How Can We Help Change the Social Norms Around Black Men & Mental Health?
The things we communicate to Black men matter. We can ask for them to open up to us all day, but if our actions don’t support what we are saying (that this is a safe space), it may not be effective. Sidney shared that when trying to support Black men through mental health challenges, it can be most effective when we don’t personalize the actions of someone battling a mental health challenge.
“Don’t make the issue about you,” he said. “Mental health issues are related to chemical imbalances and mood disorders that are independent of individuals.”
Dr. Bolden shared that our words can be powerful tools to help us create welcoming spaces for black men. “Validating that experience of mental illness by believing the person and listening to them and not placing undue pressure on them is really supportive,” he shared. “Simple statements of belief and reminders that you’re not going anywhere or leaving can alleviate fears of negative outcomes due to the mental illness.”
Both Sidney and Dr. Bolden agree that Black men secluding themselves for long periods of time is not healthy. Some healthier solutions include daily stress-reducing activities, like physical activity, meditation, and yoga, Dr. Bolden suggested. Sidney added that therapy can be a helpful tool for working through issues as well.
“My job [as a therapist] is to help the client discover the solution to their own issue,” he shared. All of these options can serve as alternatives to seclusion as Black men work to create new social norms on their end.
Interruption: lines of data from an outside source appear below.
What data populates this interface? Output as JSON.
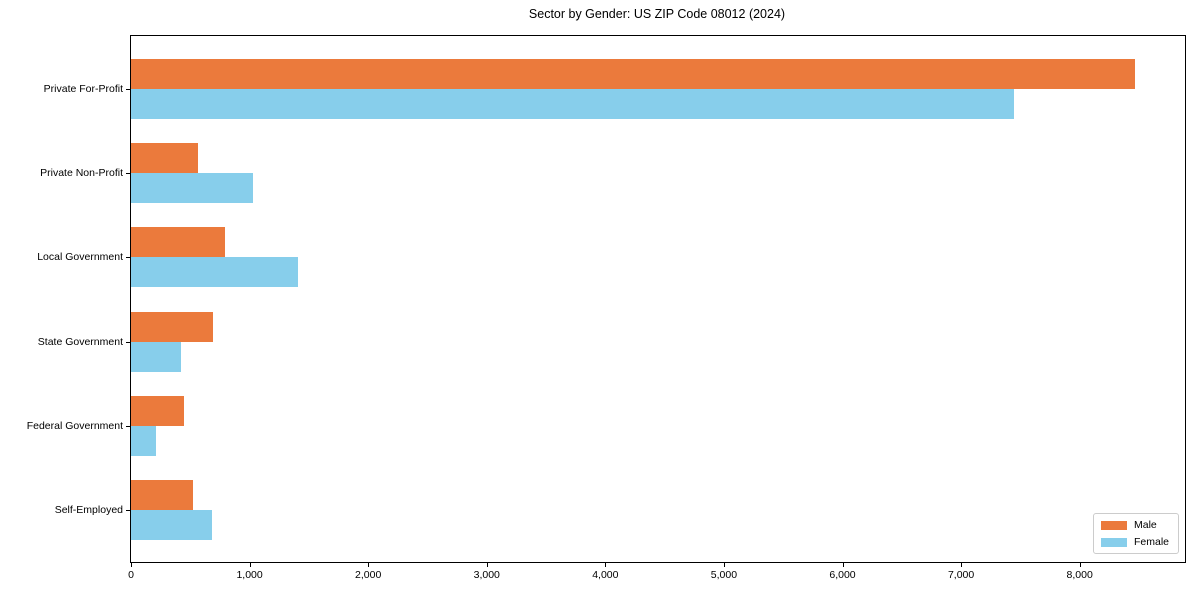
{
  "chart_data": {
    "type": "bar",
    "orientation": "horizontal",
    "title": "Sector by Gender: US ZIP Code 08012 (2024)",
    "categories": [
      "Private For-Profit",
      "Private Non-Profit",
      "Local Government",
      "State Government",
      "Federal Government",
      "Self-Employed"
    ],
    "series": [
      {
        "name": "Male",
        "color": "#EB7A3C",
        "values": [
          8465,
          565,
          790,
          690,
          450,
          525
        ]
      },
      {
        "name": "Female",
        "color": "#87CEEB",
        "values": [
          7450,
          1030,
          1410,
          420,
          210,
          680
        ]
      }
    ],
    "xlabel": "",
    "ylabel": "",
    "xlim": [
      0,
      8888
    ],
    "xticks": [
      0,
      1000,
      2000,
      3000,
      4000,
      5000,
      6000,
      7000,
      8000
    ],
    "xtick_labels": [
      "0",
      "1,000",
      "2,000",
      "3,000",
      "4,000",
      "5,000",
      "6,000",
      "7,000",
      "8,000"
    ],
    "legend": {
      "position": "lower right",
      "entries": [
        "Male",
        "Female"
      ]
    },
    "grid": false,
    "background": "#ffffff",
    "spine_color": "#000000"
  }
}
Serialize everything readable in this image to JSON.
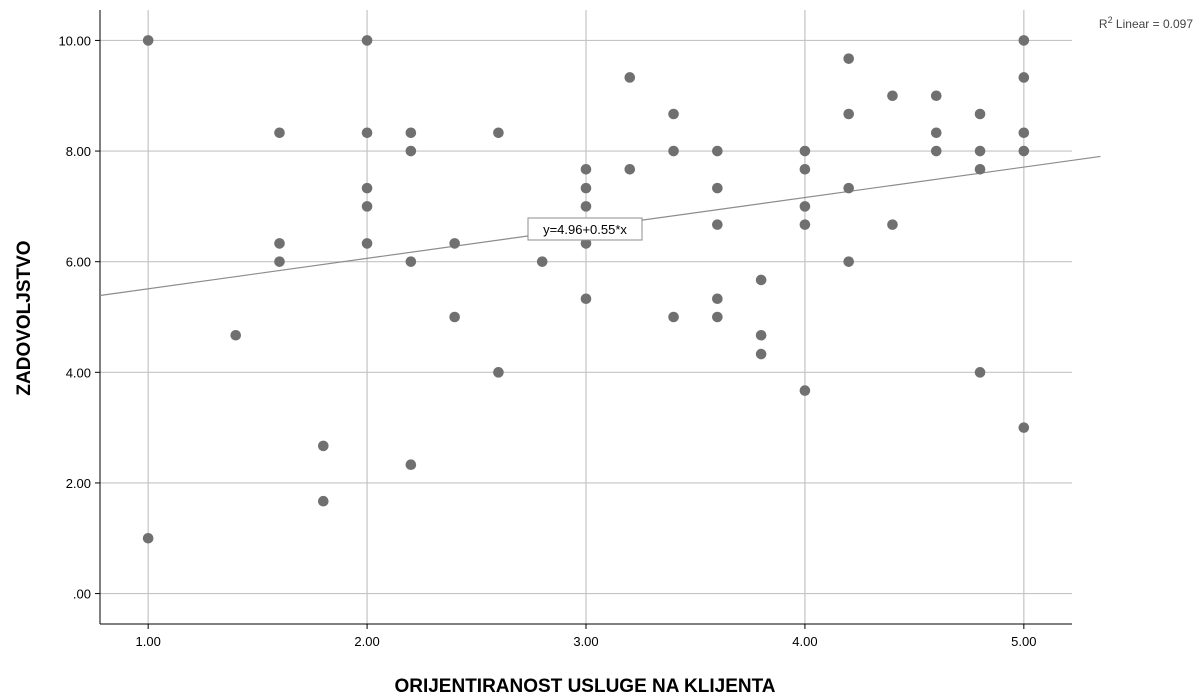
{
  "chart_data": {
    "type": "scatter",
    "title": "",
    "xlabel": "ORIJENTIRANOST USLUGE NA KLIJENTA",
    "ylabel": "ZADOVOLJSTVO",
    "xlim": [
      0.78,
      5.22
    ],
    "ylim": [
      -0.55,
      10.55
    ],
    "x_ticks": [
      "1.00",
      "2.00",
      "3.00",
      "4.00",
      "5.00"
    ],
    "y_ticks": [
      ".00",
      "2.00",
      "4.00",
      "6.00",
      "8.00",
      "10.00"
    ],
    "x_tick_values": [
      1,
      2,
      3,
      4,
      5
    ],
    "y_tick_values": [
      0,
      2,
      4,
      6,
      8,
      10
    ],
    "grid": true,
    "point_color": "#707070",
    "fit_line": {
      "intercept": 4.96,
      "slope": 0.55,
      "equation_label": "y=4.96+0.55*x",
      "r2_prefix": "R",
      "r2_sup": "2",
      "r2_label": " Linear = 0.097",
      "color": "#8c8c8c"
    },
    "points": [
      {
        "x": 1.0,
        "y": 10.0
      },
      {
        "x": 1.0,
        "y": 1.0
      },
      {
        "x": 1.4,
        "y": 4.67
      },
      {
        "x": 1.6,
        "y": 8.33
      },
      {
        "x": 1.6,
        "y": 6.33
      },
      {
        "x": 1.6,
        "y": 6.0
      },
      {
        "x": 1.8,
        "y": 2.67
      },
      {
        "x": 1.8,
        "y": 1.67
      },
      {
        "x": 2.0,
        "y": 10.0
      },
      {
        "x": 2.0,
        "y": 8.33
      },
      {
        "x": 2.0,
        "y": 7.33
      },
      {
        "x": 2.0,
        "y": 7.0
      },
      {
        "x": 2.0,
        "y": 6.33
      },
      {
        "x": 2.2,
        "y": 8.33
      },
      {
        "x": 2.2,
        "y": 8.0
      },
      {
        "x": 2.2,
        "y": 6.0
      },
      {
        "x": 2.2,
        "y": 2.33
      },
      {
        "x": 2.4,
        "y": 6.33
      },
      {
        "x": 2.4,
        "y": 5.0
      },
      {
        "x": 2.6,
        "y": 8.33
      },
      {
        "x": 2.6,
        "y": 4.0
      },
      {
        "x": 2.8,
        "y": 6.0
      },
      {
        "x": 3.0,
        "y": 7.67
      },
      {
        "x": 3.0,
        "y": 7.33
      },
      {
        "x": 3.0,
        "y": 7.0
      },
      {
        "x": 3.0,
        "y": 6.33
      },
      {
        "x": 3.0,
        "y": 5.33
      },
      {
        "x": 3.2,
        "y": 9.33
      },
      {
        "x": 3.2,
        "y": 7.67
      },
      {
        "x": 3.4,
        "y": 8.67
      },
      {
        "x": 3.4,
        "y": 8.0
      },
      {
        "x": 3.4,
        "y": 5.0
      },
      {
        "x": 3.6,
        "y": 8.0
      },
      {
        "x": 3.6,
        "y": 7.33
      },
      {
        "x": 3.6,
        "y": 6.67
      },
      {
        "x": 3.6,
        "y": 5.33
      },
      {
        "x": 3.6,
        "y": 5.0
      },
      {
        "x": 3.8,
        "y": 5.67
      },
      {
        "x": 3.8,
        "y": 4.67
      },
      {
        "x": 3.8,
        "y": 4.33
      },
      {
        "x": 4.0,
        "y": 8.0
      },
      {
        "x": 4.0,
        "y": 7.67
      },
      {
        "x": 4.0,
        "y": 7.0
      },
      {
        "x": 4.0,
        "y": 6.67
      },
      {
        "x": 4.0,
        "y": 3.67
      },
      {
        "x": 4.2,
        "y": 9.67
      },
      {
        "x": 4.2,
        "y": 8.67
      },
      {
        "x": 4.2,
        "y": 7.33
      },
      {
        "x": 4.2,
        "y": 6.0
      },
      {
        "x": 4.4,
        "y": 9.0
      },
      {
        "x": 4.4,
        "y": 6.67
      },
      {
        "x": 4.6,
        "y": 9.0
      },
      {
        "x": 4.6,
        "y": 8.33
      },
      {
        "x": 4.6,
        "y": 8.0
      },
      {
        "x": 4.8,
        "y": 8.67
      },
      {
        "x": 4.8,
        "y": 8.0
      },
      {
        "x": 4.8,
        "y": 7.67
      },
      {
        "x": 4.8,
        "y": 4.0
      },
      {
        "x": 5.0,
        "y": 10.0
      },
      {
        "x": 5.0,
        "y": 9.33
      },
      {
        "x": 5.0,
        "y": 8.33
      },
      {
        "x": 5.0,
        "y": 8.0
      },
      {
        "x": 5.0,
        "y": 3.0
      }
    ]
  }
}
As a society, we have to be better about creating new social norms around Black men and mental health as well. “Creating a safe space where Black men are valued and given opportunities to express their vulnerabilities is key,” Sidney emphasized. “There aren’t many spaces that provide an appropriate outlet for Black men to heal themselves. Society focuses more on punishing Black men than healing them.”
I don’t have the solution to how we change the larger societal problems facing Black men and their mental health, but I do believe that one actionable step we all can take is to be more welcoming to the mental health needs of the Black men in our lives. Even as Black men are forced to see reflections of themselves die inhumane deaths through the graphic images of the Ahmaud Arberys and George Floyds of our world, they are still the last ones to be invited to sit at the mental health table with the rest of us. We have to do better.
Nathan’s story on Insecure reminds us that Black men go through the ups and downs of life just like everyone. The added stressors of racism don’t make that any easier. Just as Black women need safe spaces to unpack our burdens, so do Black men. We need their support, and they need ours. If each of us plays a part in normalizing new attitudes and practices surrounding Black men and mental health, all of us win.